Ancienne ministre de la Transition écologique etambassadrice déléguée à l’Environnement, Barbara Pompili alerte sur la perte de légitimité du multilatéralisme environnemental dans un monde fragmenté, polarisé, saturé d’urgences concurrentes. La dégradation des COP, la défiance Nord-Sud, la montée des coalitions à géométrie variable et l’instrumentalisation politique de l’écologie sont les symptômes d’une crise systémique : celle d’un ordre international incapable de produire des biens publics planétaires. Pourtant, face aux tentations de repli ou de greenwashing géopolitique, BarbaraPompili appelle à refonder une gouvernance climatique hybride, polycentrique, alignée sur une vision lisible, inclusive et stratégiquement crédible. L’Europe, affaiblie par son manque de cohérence et de récit, doit assumer un rôle structurant : reconstruire la confiance avec les pays du Sud, mobiliser les acteurs non étatiques, et faire émerger une mondialisation écologique du XXIe siècle fondée sur la durabilité, la réciprocité et la solidarité active.

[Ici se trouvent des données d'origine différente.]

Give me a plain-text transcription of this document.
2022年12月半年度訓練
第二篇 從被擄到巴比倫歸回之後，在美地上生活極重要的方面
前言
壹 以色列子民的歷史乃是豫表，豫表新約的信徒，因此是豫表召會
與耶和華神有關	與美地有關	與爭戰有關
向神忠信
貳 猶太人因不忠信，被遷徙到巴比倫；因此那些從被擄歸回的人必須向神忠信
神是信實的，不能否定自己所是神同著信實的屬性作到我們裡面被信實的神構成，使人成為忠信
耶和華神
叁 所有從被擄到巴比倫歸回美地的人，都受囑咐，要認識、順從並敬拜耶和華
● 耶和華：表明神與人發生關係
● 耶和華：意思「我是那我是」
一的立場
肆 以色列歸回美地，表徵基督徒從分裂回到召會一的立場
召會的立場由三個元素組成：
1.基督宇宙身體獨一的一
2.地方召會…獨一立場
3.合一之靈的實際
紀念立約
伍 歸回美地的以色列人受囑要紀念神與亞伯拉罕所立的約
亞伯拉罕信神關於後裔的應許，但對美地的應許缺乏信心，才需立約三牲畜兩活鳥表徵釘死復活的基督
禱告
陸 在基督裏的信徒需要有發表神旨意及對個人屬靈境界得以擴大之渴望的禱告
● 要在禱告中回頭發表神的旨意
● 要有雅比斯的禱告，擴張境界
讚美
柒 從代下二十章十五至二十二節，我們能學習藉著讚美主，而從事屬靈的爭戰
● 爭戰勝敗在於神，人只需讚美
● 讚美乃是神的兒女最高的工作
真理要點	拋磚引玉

Pensez-vous que le multilatéralisme environnemental est en crise et qu’est-ce qui l’illustre aujourd’hui ?
Oui et non. Si on entend par « crise » une perturbation par rapport à ce qui existait auparavant, alors oui. Le multilatéralisme environnemental est profondément perturbé par le retrait ou le désengagement de ceux qui l’ont longtemps porté — les États-Unis notamment, qui se sont retirés de l’accord de Paris. Cela a ouvert la voie à un phénomène de passagers clandestins : si les États-Unis ne font pas d’efforts, pourquoi d’autres le feraient ? Cela a fragilisé tout l’édifice.
climat est encore un sujet très porté par le bloc occidental, et le détachement d’un « gros morceau » de ce bloc provoque un vrai bouleversement. Cela change la manière dont les pays et blocs se positionnent. On observe en réponse une nouvelle dynamique, notamment du côté des BRICS, qui développent une approche alternative du multilatéralisme.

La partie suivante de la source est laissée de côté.